Sydney’s offenceScores per inside 50Inside 50s retainedD50 to I50
202447.8% (2nd)55.3% (1st)27.2% (4th)
202542% (16th)50.1% (14th)24.6% (10th)

Because if you’re asking Sydney’s forwards to play as ‘traditional’ keys, for lack of a better term, it’s asking plenty from players who aren’t capable of it. When Sydney were up and firing, they got the ball into space and sliced through sides with quick uncontested possession, with the forward line benefiting.

The Swans’ contested possession rate (the % of total possessions that are contested) ranked 12th in the league last year. So far this year it has shot up to fifth, an indicator of their preference to prioritise inside work and change their ball movement profile.

For the heavier contested style to work, moving from contest to contest down the field, it needs a stronger forward line to create opportunities of their own. So far in 2025, the Swans’ forward line has seen… (brackets indicate how many games started at that end):

– Tom McCartin (two games)
– Peter Ladhams (six games)
– Aaron Francis (three games)
– Joel Hamling (four games)

…all players that can get on the end of work up field, but to ask them for consistent chance creation and standalone threats to opposition defences is a bridge too far. Several bridges, even.

As a result of all this, when Sydney are on top of a game it still becomes a low chance match, where margins are relatively close* and the offensive system doesn’t allow the Swans to streak away on the scoreboard.

(*the North Melbourne game doesn’t count)

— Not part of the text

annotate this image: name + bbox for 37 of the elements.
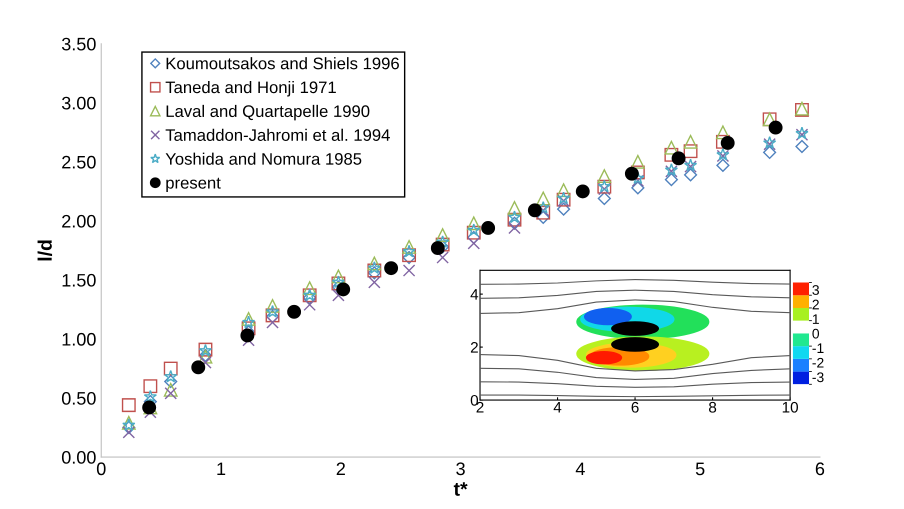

The Fremantle win could quite easily have gone the other way; likewise the Carlton win if the Blues weren’t dealing with their own terminal offensive problems.

The ultimate issue is the changes made to try and focus on an improved defence has removed the margin of error Sydney had through creating so many chances offensively.

So when the time comes where Sydney are beaten cleanly around the ball – against Melbourne, the first half v Essendon, and the second half v Gold Coast in recent weeks – the bottom drops out rapidly with no offensive insurance policy up their sleeve.

When they do try and go quickly offensively, it’s ad-hoc at best and results in turnovers in dangerous places; the understanding and movement patterns from previous years all gone for the time being.

It makes complete sense why the tweaks were made, and there’s every chance the balance could still be found as the season goes. But at the moment, it’s trending the wrong way.